With the bonnet repair finished, I removed the grille
and both aprons for similar treatment. The near side apron had to be stripped to metal and it needed
a slight shrinkage above the louvers. The off side panel, along with its wing, had been stripped and
epoxy primed in 1998 for the last All British Car Show.
But I wanted the whole body to have the same color under the final paint so all I had to do with it
was scuff it a little so the light gray epoxy would stick better. It also needed the brace in the
center of its louvers rewelded to the panel. Both of them needed some welding where they had been torn
at the top edge. The slam panel and another piece related to the grille were also already in dark epoxy
and just had to be scuffed.
The grille is actually in pretty good condition except for its bullnose and the bottom pan which are
both pretty beat up as you can see in the photos. It took about an hour but I finally managed to
remove the rusted fasteners from the five studs that held it on. Actually, they finally disintegrated
after sufficient effort. The pan does not remove. I found a body hammer head that could serve as a
punch to get the worst of the dents and bends out then made a burnishing tool from an old screw driver
to work on what was left from the back side. It is far from perfect but I think I can live with it now.
These seem to be stamped, thin aluminum. Originally, I thought they were chrome plated brass but now
aluminum seems right. I'm not sure how they were finished but they seem to polish acceptably. Another
hour plus with a thread cutting die cleaned the studs so that new 8-32 nuts will hold it back in its
proper place. The pan just may have to be bondo filled and painted.
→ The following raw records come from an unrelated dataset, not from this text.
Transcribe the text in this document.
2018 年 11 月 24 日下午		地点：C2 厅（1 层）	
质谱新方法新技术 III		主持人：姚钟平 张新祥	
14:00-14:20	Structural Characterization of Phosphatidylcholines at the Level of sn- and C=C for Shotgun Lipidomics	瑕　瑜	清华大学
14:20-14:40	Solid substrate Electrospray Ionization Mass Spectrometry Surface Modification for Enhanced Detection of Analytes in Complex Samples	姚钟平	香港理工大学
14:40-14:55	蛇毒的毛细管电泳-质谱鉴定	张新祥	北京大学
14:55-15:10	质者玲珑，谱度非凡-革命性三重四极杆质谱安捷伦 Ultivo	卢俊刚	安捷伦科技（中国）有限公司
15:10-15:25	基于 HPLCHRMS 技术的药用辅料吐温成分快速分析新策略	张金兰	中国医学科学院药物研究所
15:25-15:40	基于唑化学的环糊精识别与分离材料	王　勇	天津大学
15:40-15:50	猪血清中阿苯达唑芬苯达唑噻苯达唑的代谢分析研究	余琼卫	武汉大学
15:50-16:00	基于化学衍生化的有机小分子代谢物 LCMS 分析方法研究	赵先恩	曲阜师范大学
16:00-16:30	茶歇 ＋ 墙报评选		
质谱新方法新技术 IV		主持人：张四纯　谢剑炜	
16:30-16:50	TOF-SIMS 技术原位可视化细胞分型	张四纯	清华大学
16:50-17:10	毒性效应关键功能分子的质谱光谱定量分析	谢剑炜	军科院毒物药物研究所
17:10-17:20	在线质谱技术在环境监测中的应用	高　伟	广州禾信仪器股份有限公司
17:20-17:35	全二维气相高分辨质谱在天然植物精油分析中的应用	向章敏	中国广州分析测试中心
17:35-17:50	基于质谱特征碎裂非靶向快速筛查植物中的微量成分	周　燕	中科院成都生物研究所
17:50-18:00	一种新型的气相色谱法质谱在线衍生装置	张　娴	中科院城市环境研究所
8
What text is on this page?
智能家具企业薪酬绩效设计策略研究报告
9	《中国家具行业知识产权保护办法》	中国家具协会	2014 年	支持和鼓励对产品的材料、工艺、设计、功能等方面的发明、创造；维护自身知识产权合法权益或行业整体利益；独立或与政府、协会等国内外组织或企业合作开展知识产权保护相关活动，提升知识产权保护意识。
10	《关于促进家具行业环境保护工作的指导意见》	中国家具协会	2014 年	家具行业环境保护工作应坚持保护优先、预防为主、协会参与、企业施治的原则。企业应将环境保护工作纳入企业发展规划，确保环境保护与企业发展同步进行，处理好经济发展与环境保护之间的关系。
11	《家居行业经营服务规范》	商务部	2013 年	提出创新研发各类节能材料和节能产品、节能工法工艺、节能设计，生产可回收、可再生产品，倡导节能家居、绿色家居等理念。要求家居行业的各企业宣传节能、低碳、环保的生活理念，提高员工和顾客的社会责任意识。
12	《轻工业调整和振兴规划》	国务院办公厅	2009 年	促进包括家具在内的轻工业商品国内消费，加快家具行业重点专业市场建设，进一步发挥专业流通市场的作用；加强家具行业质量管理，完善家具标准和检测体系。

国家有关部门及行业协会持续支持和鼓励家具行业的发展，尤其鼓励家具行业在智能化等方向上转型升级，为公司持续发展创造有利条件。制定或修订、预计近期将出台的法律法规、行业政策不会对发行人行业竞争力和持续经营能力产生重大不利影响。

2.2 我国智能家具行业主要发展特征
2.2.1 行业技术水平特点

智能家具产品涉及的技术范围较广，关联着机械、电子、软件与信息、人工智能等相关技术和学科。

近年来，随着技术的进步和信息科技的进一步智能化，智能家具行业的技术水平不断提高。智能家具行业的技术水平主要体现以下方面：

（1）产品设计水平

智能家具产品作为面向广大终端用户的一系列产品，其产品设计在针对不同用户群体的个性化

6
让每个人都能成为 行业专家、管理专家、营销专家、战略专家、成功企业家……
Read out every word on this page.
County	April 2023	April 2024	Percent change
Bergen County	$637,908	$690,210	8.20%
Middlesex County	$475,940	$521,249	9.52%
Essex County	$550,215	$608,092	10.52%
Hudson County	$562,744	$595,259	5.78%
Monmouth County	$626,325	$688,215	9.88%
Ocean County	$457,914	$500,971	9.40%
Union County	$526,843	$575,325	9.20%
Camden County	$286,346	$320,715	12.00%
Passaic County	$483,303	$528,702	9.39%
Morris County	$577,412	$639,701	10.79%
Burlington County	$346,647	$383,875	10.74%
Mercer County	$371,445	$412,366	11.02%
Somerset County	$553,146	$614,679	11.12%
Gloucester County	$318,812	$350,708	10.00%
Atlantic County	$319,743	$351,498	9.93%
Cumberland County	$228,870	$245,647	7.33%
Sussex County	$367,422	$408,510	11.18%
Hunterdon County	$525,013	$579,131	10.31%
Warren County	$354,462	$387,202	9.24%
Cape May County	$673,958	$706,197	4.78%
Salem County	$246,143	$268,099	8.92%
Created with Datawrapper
Well, I sanded a little on the back side to see if it is brass or aluminum and sure enough, I found brass. That means I can't polish too deeply without cutting through the plating. I can get the larger dents out but the wrinkles and scratches cannot be done. After a few days working on it, this photo is the final result. The main grille looks pretty good. The bullnose is as good as I can get it. The bottom pan is below the bumper. For now, I think I will just leave it as is. I can always fill and paint the pan later if it just looks too bad. I had considered having the plater just reverse the chrome, let me polish the nickle as much as I think necessary, then have it rechromed. That may still be an option too. We'll see how it looks against the front bumper that has to be replated.
And I finally got another weather break when nothing else conflicted with getting all the remaining
pieces into the paint booth and getting some epoxy on them before they rust away. I did have to squeeze
it in between doctors, dentists and physical therapists. These are the last pieces that actually remove
from the car, the bonnet and its side aprons (two pieces each), the slam panel and another apron that
fits between the bottom of the grille and the body as a stabilizer. The only thing left to strip now
is the actual body and there just isn't much of that. The photo here if of the paint booth layout after
the tent was lifted. There isn't much point in showing the other items in primer.